- Directed by: Axel Otten Helmut Kißling
- Production company: DEFA film studios
- Release date: 2 November 1988;
- Running time: 34 minutes
- Country: East Germany
- Language: German

= Die andere Liebe =

1988 educational film

Die andere Liebe (The Other Love) is a 1988 East German public education documentary film directed by Axel Otten and Helmut Kißling. It is 34 minutes long and in German with English subtitles. It was the first film produced by East Germany's state-run DEFA film studios that dealt with the subject of homosexuality. It was commissioned by the German Hygiene Museum in Dresden. It was made in co-operation with gay and lesbian activists in East Germany and includes interviews with lesbians and gay men talking about their lives. The film was aiming to convey official state acceptance of homosexuality.

Initially it was jointly directed by Otten and Kißling, but during production Kißling fled to the west leaving Otten to finish the film.

Die andere Liebe premiered on 2 November 1988 at the Kino Babylon in Berlin.

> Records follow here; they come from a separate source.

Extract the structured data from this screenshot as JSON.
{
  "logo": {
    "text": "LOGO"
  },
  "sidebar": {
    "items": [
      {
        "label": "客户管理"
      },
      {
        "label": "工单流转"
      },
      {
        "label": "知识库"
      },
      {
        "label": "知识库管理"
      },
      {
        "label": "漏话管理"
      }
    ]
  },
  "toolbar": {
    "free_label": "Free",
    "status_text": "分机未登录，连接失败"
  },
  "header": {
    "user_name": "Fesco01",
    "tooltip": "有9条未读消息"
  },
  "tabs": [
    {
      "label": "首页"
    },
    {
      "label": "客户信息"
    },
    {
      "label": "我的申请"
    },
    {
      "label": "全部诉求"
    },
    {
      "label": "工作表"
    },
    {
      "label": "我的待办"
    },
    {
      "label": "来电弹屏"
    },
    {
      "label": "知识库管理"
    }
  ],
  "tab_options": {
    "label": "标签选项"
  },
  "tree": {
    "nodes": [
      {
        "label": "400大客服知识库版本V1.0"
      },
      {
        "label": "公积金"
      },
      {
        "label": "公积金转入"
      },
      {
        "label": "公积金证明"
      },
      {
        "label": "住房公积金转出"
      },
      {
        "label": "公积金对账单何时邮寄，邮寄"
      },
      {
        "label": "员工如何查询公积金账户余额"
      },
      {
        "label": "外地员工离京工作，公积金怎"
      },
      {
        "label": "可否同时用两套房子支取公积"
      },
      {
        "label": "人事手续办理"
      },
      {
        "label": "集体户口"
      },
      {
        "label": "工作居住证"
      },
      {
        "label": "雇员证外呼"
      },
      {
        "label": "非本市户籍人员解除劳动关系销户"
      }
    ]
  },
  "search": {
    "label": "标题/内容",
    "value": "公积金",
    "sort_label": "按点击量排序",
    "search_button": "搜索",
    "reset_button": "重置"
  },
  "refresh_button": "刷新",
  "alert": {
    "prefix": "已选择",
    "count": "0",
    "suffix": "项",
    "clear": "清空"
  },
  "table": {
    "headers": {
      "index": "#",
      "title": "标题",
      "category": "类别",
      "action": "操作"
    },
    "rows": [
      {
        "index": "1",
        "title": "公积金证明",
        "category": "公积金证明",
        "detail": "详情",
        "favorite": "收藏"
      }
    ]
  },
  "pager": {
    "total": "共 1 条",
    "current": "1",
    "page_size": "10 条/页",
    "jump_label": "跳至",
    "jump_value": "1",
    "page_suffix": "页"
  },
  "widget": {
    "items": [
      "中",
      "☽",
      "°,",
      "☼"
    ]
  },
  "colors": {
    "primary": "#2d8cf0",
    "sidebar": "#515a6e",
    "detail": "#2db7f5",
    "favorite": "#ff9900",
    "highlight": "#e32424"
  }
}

DEFA's only feature film dealing with gay themes, Coming Out, premiered a year later, on 9 November 1989 at the Kino International. The actor Dirk Kummer, who played 'Matthias' in Coming Out, appears in Die andere Liebe being interviewed with his boyfriend.

==Synopsis==

Die andere Liebe aims to promote understanding and tolerance in the heterosexual community via interviews with gay men and lesbians. It states that there were an estimated three quarters of a million gay and lesbian people in the GDR, which at that time had a total population of about 16.5 million. It talks about the vulnerability of gay and lesbian people and the prejudice against them, including violent attacks. Workplace problems are discussed. Young gay and lesbian people discuss the process of coming out and the emotional problems they experienced as they learned to accept their sexual identity. A mother talks about how she learned to accept her gay son by becoming better informed about homosexuality. The desire for long term personal relationships beyond casual contact in gay venues is examined.